Micromobility commuting has become popular in California and other parts of the country, as many people prefer to use e-scooters to get to work or run errands without using their cars. State law governs how people should use e-scooters, and those who operate one negligently may face a civil lawsuit.
E-scooters and recklessness
The U.S. Consumer Product Safety Commission notes that 42,200 e-scooter operators sought emergency room treatments in 2021. The figure shows that e-scooter operators must put safety first.
Riding on sidewalks is prohibited, yet many people violate that rule. Doing so puts them near pedestrians, and hitting someone while riding 15 miles per hour might result in serious injuries. Persons who violate the law could face a challenging negligence claim.

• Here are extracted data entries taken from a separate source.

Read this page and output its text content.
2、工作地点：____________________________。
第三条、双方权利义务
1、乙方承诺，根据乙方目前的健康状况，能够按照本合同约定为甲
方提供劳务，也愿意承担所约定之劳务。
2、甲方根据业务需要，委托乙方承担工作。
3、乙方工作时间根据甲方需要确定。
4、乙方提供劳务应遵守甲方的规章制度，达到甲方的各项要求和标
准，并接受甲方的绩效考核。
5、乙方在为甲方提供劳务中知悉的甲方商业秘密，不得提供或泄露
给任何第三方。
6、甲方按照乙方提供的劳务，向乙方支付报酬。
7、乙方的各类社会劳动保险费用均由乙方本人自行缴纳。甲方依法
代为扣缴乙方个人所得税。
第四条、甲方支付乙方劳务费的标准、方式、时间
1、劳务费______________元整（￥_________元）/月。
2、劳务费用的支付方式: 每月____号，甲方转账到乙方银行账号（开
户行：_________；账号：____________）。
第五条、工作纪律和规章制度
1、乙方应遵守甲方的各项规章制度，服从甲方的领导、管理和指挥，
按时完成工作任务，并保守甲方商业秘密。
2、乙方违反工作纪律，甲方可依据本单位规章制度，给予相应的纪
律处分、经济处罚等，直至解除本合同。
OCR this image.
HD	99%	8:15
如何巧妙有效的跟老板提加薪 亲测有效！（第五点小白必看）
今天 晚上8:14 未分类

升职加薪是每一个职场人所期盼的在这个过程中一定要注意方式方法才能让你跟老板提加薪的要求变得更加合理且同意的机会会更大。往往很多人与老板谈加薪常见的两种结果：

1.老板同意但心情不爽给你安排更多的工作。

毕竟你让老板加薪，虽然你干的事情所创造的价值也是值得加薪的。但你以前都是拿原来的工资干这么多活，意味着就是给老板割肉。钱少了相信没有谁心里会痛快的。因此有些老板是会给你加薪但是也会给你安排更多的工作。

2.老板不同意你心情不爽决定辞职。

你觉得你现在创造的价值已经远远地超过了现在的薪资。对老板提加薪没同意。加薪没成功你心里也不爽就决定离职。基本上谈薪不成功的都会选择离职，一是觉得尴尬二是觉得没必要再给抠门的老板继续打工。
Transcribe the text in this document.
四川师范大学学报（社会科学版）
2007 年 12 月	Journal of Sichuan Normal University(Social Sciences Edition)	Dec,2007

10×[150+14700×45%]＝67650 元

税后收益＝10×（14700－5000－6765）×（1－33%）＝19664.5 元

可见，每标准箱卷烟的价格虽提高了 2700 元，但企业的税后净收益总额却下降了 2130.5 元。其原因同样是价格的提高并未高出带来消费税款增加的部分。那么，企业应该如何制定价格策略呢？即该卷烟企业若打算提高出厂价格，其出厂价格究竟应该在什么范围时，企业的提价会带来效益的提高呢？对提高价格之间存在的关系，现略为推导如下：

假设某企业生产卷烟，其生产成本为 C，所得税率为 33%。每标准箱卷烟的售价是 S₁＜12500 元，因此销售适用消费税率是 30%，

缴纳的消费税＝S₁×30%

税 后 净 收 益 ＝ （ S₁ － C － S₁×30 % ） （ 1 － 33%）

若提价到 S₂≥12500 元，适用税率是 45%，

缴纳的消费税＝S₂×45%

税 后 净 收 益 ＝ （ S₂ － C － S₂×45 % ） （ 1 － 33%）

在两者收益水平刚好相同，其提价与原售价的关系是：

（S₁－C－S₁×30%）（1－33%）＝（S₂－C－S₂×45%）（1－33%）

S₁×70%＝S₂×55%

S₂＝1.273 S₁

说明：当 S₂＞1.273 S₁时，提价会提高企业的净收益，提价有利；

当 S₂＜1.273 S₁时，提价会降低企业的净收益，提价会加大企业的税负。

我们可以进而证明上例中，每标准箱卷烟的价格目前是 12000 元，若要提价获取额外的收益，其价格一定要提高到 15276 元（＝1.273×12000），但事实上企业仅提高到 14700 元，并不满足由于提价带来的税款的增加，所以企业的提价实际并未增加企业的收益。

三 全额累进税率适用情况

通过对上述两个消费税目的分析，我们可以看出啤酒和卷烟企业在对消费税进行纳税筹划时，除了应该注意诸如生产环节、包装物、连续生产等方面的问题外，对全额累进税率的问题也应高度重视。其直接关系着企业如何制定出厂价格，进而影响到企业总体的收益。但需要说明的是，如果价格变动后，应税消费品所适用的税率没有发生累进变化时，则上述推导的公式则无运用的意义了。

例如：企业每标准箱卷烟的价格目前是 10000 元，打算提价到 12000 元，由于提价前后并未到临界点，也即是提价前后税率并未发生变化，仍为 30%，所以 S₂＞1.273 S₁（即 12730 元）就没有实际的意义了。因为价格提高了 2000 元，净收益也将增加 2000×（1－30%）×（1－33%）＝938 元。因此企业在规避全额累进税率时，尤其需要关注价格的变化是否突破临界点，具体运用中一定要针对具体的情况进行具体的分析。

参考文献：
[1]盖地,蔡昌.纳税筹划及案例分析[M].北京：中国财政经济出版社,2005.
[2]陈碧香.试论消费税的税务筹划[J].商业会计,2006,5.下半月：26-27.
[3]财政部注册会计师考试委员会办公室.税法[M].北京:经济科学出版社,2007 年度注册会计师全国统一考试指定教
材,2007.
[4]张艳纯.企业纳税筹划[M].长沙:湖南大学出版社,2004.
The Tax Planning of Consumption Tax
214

Unfortunately, even those who adhere to e-scooter traffic rules may still cause a crash.
Many e-scooter operators might need more training in using micromobility devices. Untold numbers of people with little experience may rent a publicly-shared dockless scooter by using an app. Such e-scooter riders might hit or get hit by a car, motorcycle, bicyclist, or pedestrian due to a mistake their inexperience causes.
Negligence and e-scooters
Riding an e-scooter comes with many of the same responsibilities as riding a bike or motorcycle. Many motorcycle and bicycle accidents happen because someone committed a moving violation or was under the influence of drugs or alcohol. E-scooter operators should expect similar legal consequences if they make the same mistakes.
Distractions play a role in some accidents. E-scooter operators who aren’t paying attention to traffic injure themselves or others. Not wearing a helmet may result in worse injuries than the operator expected.
E-scooter accidents appear to be increasing. If the e-scooter operator’s negligence caused harm to another, the operator might face a lawsuit.